One part of the manual told me to turn off the natural gas and go through a bunch of complicated BTU calculations. I decided not to blow myself up; if it was a natural gas problem, somebody else would have to fix it.

Another part of the manual said that the furnace wouldn't start if its filter was clogged. So I found the filter and pulled it out, and it looked like Frankenstein's table napkin. Since there were no clean filters in the basement I scraped the black gunk off as best I could and put it back into the furnace (upside down, for luck).

I flicked the switch on...and the furnace began to hum like a warming-up kitty. It's been running now for an hour (constantly, because it has a lot of rooms to heat). I'm scared that it'll suddenly stop working again and I'll be back to square one, but maybe...

...just maybe...

...did I fix a furnace? If I didn't have the black gunk on my sweater to prove it I wouldn't believe it myself.

9 comments:

Hilda said...

Good for you! You should call the landlord that gave you the space heaters and tell him of the other guy's lack of customer service skills *and* that you sweem tyo ahve found the problem. That way they'll always have extra clean filters...

I'm proud of you!

Adam Thornton said...

Sadly I only managed to keep the furnace going until Sunday morning...now it's silent and very, very cold.

But I'm still happy knowing I did SOMETHING! And, yes, still waiting on a maintenance update. I'll do my best to be diplomatic but firm at 11-degrees (that's 42 for you folks in Florida).

Anonymous said...

Glad to see Canada sticking up for the SI units! :)

Adam Thornton said...

Yup, we're solidly Celsius up here. :)

Though I think I'll probably always measure body weight in pounds and height in feet, I believe the younger generation is fine with kilograms and meters.

Anonymous said...

Shouldn't that be "Coldly Celcius", riffing on "Fondly Fahrenheit"?

Just as long as you dont get the idea that blasted-furnace-and-muffy-are-one. :)

The usage of pounds is practically non-existent here but I think we in the commonwealth are too accustomed to using feet for measuring people and clothes' size.

After all, a 6 footer and the legendary 36-24-36 does not have quite the same zing in cm. :)

But a very curious thing. Body temperatures are STILL largely reported in Fahrenheit. I guess that is because the Fahrenheit scale whether by design or accident has 98.6 F as normal body temperature and so it is much easier to remember that a temp of 100 means fever. :)

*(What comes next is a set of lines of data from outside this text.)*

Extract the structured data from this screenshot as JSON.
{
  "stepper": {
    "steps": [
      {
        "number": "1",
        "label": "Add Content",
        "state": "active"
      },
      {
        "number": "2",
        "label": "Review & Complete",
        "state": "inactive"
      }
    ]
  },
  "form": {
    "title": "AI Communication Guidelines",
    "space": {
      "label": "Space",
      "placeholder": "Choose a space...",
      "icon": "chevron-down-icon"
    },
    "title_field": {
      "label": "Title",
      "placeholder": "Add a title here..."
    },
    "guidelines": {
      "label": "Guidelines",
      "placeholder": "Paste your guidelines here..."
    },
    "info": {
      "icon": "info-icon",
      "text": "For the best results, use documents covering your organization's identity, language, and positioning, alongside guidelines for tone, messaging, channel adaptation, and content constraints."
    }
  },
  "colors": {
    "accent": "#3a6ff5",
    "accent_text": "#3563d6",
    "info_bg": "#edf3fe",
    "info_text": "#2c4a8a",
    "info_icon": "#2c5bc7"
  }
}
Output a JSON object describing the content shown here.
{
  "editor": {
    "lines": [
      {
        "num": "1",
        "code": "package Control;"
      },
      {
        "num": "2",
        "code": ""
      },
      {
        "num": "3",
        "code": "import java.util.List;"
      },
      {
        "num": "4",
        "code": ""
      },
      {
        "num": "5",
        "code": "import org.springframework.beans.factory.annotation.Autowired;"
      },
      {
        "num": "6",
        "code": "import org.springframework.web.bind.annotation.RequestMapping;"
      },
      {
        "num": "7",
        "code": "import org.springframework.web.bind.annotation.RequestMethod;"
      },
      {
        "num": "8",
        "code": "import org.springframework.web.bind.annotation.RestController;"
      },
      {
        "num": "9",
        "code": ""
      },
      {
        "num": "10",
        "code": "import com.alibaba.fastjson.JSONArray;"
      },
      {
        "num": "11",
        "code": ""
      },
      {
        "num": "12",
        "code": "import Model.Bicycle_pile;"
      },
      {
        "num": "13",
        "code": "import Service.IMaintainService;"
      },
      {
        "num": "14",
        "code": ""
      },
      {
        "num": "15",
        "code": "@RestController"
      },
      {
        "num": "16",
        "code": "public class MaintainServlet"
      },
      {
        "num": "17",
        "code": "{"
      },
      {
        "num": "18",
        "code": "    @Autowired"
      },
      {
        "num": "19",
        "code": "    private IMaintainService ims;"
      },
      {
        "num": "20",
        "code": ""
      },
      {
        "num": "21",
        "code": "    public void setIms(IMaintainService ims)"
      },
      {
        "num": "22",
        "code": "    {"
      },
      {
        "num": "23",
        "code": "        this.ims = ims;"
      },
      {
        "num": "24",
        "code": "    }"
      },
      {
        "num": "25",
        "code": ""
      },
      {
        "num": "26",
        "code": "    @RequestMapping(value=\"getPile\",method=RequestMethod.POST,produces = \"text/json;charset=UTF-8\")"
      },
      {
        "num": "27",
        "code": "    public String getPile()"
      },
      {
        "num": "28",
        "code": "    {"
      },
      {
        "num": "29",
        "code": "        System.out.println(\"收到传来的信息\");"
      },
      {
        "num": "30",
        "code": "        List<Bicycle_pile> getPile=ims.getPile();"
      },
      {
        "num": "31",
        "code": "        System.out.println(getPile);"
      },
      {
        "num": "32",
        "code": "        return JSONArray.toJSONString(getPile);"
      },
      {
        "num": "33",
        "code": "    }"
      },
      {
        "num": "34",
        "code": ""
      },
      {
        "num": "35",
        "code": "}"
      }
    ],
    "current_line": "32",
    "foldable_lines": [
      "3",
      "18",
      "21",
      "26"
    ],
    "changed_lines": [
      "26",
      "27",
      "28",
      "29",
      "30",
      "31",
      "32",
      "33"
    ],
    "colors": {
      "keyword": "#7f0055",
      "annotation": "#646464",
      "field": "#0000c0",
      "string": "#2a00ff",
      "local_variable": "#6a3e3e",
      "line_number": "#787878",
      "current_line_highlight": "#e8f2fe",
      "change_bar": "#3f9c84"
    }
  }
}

http://en.wikipedia.org/wiki/Fahrenheit

Plus when your society is largely celcius oriented, it is much easier for kids to gain sympathy from their moms if the moms know that the kid is running a temperature of 100. :)

Adam Thornton said...

You know, here we still tend to think of body temperature in terms of Fahrenheit as well, though again that might be generational. I certainly grew up thinking in those terms, and there was of course the Foreigner lyric about having a "fever of a hundred and three."

We all judge ourselves by the standards of Foreigner, after all.

I think my father still insists on spelling "night" as "nite."

Anonymous said...

No, the more I think of it, the more I suspect it is standard medical practice. Need to confirm with real doctor friends though. There is even a song in Krantiveer - "love rap" - where Nana is diagnosed to be suffering from love fever because sometimes his temperature is 101 and sometimes 102. :)

Anonymous said...

http://www.pa.msu.edu/sciencet/ask_st/031297.html

Adam Thornton said...

You know, I've NEVER WONDERED about the mysteries of "room temperature." Interesting that we're surrounded by what is essentially "coolant!"